Hunting spiders are very smart animals, even the little jumping spiders. They all know very well what they are doing, because they have to make plans and strategics to catch their prey, something what the spiders with webs don’t need.
There is a very cool sci-fi novel called Children of Time in which jumping spiders are accidentally uplifted and evolve into an intelligent species.
The videos of it are cute too. The little frogs follow the spiders around and do a little squishy squishy underneath them where they’re safe and protected by their big strong spider pals.
Spider frog! spider frog! Does whatever a spider frog does!
If a frog had the proportional strength, speed and agility of a spider, would that be an upgrade or a downgrade?
I hope the teeny frogs give the spiders hell like cats do to us.
The spiders tell themselves that they’re keeping the tiny frogs around because they’re killing pests and also kind of cute but, really, there is a brain parasite in the frogs’ feces - tiny amounts of which are all over the floor of the spiders’ burrows - which makes the spiders believe this.

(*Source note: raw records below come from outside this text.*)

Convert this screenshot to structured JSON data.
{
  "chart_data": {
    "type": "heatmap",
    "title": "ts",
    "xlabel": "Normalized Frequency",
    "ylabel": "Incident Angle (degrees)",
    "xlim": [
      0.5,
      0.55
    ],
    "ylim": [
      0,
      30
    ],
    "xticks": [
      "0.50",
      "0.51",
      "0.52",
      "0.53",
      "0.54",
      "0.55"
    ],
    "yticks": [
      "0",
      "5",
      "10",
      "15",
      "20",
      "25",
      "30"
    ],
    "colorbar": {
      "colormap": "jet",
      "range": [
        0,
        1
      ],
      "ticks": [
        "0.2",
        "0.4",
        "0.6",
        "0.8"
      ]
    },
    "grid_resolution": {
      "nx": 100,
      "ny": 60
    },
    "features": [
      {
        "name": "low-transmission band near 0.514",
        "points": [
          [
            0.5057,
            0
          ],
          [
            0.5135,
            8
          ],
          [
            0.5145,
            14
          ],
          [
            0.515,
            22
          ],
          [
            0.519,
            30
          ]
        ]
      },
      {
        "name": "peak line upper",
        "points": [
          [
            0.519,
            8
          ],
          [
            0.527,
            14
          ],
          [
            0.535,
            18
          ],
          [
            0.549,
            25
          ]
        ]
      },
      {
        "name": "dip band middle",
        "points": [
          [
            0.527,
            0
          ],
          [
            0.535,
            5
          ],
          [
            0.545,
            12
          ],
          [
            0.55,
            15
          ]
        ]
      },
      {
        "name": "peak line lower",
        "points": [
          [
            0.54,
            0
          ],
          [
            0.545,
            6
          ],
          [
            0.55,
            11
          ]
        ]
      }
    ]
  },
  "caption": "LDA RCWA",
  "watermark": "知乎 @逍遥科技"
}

So it looks like the frogs mentioned in this meme are microhylids, and for some further info:
Crocraft & Hambler (1989) noted that the frog seemed to benefit from living in proximity to the spider by eating the small invertebrates that were attracted to prey remains left by the spider. The frog presumably also benefits by receiving protection: small frogs like this are preyed on by snakes and large arthropods, yet on this occasion we have a frog that receives a sort of ‘protection’ from a large, formidable spider bodyguard. Hunt (1980) suggested that the spider might gain benefit from the presence of the frog: microhylids specialise on eating ants, and ants are one of the major predators of spider eggs. By eating ants, the microhylids might help protect the spider’s eggs.
This is also super cute behaviour:
Young spiders have sometimes been observed to grab the frogs, examine them with their mouthparts, and then release them unharmed.
Apparently the spiders’ protectiveness can also be pretty overt:
Karunarathna & Amarasinghe (2009) reported how several Poecilotheria were seen attacking individuals of Hemidactylus depressus (a gecko) after the latter tried eating the eggs of the frogs the spiders were sharing their tree holes with.
And some ideas on why this might be an example of mutualistic behaviour rather than commensalism:
…the spider seems to benefit in that the frogs eat the ants that might ordinarily attack the spider’s eggs. Due to their small size, ants are presumably difficult for the spiders to deal with, and they might be effectively helpless against them.
But do they pet them?
From another comment: https://aussie.zone/comment/7627328
Young spiders have sometimes been observed to grab the frogs, examine them with their mouthparts, and then release them unharmed.